Once on a historic house tour I got very interested in the bathrooming situation, as of course, there were no bathrooms in the old days. This tour guide was obliging.
Seems the reason for the ladies retiring to the parlor and the gents retiring to smoke in the study after dinner –was so they could pee! The ladies would take turns lifting their skirts and sitting on a privy chair. I guess there was a chamber pot in the study for the dudes, next to the spittoon. I’m still shocked.
While we’re on vintage underwear, I once found an odd garment from the 1920’s called a dress shield, it was just a cotton rectangle with stretchy girdle fabric leg loops on each side. Apparently the dreaded VPL (visible panty line) is not a new thing!
In the same pile, there were armpit shields to protect clothing from sweat stains and thick hip pads to give skinny hips the illusion of an hourglass figure, I think from the ’40’s.

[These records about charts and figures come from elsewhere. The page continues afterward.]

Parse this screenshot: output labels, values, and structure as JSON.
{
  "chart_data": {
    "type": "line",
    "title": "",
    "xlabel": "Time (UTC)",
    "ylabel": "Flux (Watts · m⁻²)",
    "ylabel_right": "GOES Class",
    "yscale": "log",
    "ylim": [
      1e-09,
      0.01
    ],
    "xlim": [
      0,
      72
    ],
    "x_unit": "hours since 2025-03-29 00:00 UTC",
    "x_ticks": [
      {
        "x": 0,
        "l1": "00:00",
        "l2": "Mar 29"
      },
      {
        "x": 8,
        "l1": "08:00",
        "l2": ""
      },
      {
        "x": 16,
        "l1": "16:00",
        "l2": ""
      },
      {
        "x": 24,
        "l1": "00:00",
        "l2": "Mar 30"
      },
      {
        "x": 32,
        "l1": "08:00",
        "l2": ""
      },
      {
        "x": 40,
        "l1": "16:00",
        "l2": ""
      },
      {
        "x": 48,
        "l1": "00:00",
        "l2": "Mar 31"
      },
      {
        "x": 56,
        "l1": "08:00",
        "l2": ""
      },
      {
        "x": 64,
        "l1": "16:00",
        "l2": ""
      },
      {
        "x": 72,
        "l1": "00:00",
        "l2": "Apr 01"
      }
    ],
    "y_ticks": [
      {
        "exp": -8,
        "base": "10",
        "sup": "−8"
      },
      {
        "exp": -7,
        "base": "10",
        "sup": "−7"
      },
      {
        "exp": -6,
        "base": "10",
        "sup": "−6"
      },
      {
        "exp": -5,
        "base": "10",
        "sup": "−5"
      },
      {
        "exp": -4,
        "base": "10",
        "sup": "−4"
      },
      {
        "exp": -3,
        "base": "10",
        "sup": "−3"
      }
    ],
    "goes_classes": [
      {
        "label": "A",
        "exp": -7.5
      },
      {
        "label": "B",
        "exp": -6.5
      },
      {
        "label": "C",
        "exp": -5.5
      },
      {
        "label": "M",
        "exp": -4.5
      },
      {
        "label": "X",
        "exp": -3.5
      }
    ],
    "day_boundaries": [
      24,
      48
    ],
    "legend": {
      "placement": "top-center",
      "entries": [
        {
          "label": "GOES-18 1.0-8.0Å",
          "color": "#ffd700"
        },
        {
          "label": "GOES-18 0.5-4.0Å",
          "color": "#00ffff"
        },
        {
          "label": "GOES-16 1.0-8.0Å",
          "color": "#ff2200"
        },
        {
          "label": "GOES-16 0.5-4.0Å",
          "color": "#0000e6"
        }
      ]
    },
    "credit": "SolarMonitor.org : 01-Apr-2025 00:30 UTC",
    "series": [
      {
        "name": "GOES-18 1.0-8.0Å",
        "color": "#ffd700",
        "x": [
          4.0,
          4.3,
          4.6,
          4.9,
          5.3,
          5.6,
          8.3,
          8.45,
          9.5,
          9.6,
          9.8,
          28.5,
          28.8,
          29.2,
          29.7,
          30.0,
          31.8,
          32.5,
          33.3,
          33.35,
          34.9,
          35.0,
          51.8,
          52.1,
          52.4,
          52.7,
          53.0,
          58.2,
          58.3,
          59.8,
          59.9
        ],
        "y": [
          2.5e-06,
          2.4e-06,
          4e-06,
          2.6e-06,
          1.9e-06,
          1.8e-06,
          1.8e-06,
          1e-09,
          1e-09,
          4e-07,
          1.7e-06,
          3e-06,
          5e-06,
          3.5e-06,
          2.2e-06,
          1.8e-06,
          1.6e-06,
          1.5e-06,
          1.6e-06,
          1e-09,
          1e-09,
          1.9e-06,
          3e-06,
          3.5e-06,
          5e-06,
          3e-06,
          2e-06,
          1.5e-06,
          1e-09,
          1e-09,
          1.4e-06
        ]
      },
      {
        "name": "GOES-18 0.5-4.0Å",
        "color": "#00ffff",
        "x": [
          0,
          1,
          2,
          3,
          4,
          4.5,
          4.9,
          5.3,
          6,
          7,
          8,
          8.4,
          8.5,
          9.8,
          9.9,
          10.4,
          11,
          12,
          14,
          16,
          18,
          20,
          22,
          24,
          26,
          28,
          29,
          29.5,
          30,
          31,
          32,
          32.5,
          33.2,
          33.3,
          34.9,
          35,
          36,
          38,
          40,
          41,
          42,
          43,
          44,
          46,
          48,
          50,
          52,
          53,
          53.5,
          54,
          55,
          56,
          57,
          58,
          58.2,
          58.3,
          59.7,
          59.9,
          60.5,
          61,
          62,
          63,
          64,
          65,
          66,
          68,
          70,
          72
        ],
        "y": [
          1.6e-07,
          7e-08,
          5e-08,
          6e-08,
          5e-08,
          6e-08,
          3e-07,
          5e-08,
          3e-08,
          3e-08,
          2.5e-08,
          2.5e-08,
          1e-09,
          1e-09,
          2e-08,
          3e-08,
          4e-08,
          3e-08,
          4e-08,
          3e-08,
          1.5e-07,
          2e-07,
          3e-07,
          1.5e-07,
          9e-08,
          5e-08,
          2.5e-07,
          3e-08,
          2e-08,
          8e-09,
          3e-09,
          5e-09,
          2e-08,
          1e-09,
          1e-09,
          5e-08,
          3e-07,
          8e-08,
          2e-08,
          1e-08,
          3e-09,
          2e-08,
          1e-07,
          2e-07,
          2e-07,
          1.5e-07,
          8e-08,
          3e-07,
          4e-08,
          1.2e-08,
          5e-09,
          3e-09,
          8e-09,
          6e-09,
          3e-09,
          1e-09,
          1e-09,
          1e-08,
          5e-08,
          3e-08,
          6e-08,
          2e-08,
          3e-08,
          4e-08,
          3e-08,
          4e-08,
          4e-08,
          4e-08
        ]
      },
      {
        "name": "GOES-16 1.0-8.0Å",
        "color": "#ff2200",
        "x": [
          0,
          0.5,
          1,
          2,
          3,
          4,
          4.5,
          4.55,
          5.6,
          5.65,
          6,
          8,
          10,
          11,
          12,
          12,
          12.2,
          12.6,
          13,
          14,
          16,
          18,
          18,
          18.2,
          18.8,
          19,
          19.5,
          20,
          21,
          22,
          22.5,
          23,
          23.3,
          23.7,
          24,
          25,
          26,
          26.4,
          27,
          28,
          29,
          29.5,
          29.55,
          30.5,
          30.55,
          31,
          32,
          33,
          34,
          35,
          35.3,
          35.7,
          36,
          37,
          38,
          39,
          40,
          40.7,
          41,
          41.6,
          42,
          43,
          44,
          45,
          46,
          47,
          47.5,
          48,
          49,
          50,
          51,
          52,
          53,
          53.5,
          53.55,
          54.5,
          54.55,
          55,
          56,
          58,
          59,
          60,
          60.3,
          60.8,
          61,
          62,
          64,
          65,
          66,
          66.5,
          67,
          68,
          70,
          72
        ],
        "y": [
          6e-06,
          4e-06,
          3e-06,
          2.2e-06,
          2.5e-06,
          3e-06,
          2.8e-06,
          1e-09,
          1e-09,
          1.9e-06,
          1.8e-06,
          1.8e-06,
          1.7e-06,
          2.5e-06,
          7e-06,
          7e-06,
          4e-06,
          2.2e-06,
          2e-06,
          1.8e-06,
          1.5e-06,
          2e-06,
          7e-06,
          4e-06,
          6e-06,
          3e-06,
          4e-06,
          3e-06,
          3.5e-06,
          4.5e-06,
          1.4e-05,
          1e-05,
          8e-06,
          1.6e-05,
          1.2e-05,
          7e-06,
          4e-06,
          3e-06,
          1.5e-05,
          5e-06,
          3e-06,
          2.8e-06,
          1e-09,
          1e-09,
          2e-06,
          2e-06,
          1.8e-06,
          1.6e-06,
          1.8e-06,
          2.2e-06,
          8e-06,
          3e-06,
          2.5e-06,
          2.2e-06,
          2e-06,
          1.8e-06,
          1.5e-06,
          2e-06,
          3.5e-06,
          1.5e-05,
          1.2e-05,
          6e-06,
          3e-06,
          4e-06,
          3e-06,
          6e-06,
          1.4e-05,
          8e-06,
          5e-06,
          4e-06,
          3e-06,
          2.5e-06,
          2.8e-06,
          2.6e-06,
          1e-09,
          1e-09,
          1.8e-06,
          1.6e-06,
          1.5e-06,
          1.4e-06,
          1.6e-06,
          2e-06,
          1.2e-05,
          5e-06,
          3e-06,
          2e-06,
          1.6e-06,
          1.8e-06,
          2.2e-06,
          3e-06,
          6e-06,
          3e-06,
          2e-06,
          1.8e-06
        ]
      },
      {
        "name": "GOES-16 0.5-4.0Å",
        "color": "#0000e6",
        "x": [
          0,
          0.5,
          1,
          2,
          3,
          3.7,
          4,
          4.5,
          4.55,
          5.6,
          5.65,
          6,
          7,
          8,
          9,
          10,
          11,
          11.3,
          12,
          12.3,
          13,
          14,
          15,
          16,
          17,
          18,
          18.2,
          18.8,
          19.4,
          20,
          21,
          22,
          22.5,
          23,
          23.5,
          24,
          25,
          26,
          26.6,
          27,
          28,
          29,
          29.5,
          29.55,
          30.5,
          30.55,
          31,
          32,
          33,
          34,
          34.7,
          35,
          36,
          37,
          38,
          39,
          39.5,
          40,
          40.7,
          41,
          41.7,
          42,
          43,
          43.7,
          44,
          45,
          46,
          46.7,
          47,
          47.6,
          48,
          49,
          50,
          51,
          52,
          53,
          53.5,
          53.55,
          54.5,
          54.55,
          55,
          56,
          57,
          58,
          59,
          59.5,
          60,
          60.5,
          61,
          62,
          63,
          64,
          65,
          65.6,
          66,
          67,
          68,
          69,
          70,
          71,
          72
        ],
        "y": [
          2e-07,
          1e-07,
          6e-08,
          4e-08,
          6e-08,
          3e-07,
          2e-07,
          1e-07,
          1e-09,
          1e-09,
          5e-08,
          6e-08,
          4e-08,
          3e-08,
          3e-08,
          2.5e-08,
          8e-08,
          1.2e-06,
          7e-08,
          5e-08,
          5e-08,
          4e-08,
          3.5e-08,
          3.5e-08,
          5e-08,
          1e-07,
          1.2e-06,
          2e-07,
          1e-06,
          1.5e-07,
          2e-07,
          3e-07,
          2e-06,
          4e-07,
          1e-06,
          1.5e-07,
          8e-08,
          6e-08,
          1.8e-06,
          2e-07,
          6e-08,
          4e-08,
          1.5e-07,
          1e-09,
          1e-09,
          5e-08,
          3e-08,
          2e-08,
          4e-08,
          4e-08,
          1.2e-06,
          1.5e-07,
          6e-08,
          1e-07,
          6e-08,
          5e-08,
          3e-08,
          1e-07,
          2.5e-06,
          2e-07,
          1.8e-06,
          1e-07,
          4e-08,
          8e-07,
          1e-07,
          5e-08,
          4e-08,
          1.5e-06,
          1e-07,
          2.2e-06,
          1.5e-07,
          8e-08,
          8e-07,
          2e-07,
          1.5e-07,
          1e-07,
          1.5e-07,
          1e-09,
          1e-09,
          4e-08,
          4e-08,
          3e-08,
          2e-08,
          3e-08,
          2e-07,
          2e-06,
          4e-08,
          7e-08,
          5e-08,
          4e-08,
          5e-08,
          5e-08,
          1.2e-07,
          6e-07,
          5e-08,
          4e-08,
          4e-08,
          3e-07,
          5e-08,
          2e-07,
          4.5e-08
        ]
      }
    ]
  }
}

I was a little startled when the lady noted that the fishtail bustle “folds up like a harmonca” as harmonicas aren’t noted for folding. Perhaps she meant a concertina, or an accordion. Well, they’re all free-reed arophones, so it all works out in the end.
Things are so, so much simpler today:
https://www.theguardian.com/music/2017/apr/09/yuja-wang-piano-interview-fiona-maddocks-royal-festival-hall
https://www.youtube.com/watch?v=nHO4Ucw9zL4
https://www.youtube.com/watch?v=pSpf9bKK_Zk
But if you’re looking for real entertainment, break out the popcorn!:
https://www.politico.com/story/2018/02/21/bernie-sanders-trump-russia-interference-420528
I wear period dress when I do an author event, and it is surprisingly comfortable, even to the corset. (Yes, have to wear a corset, to give the proper appearance to late Victorian and Edwardian outfits.) And yes – I get asked if I am hot in all that, and no, usually not. My Edwardian-era shirtwaists are all of light cotton, and the skirts in a lightweight wool mix.
I found some of those videos about a month ago. They are fascinating, aren’t they?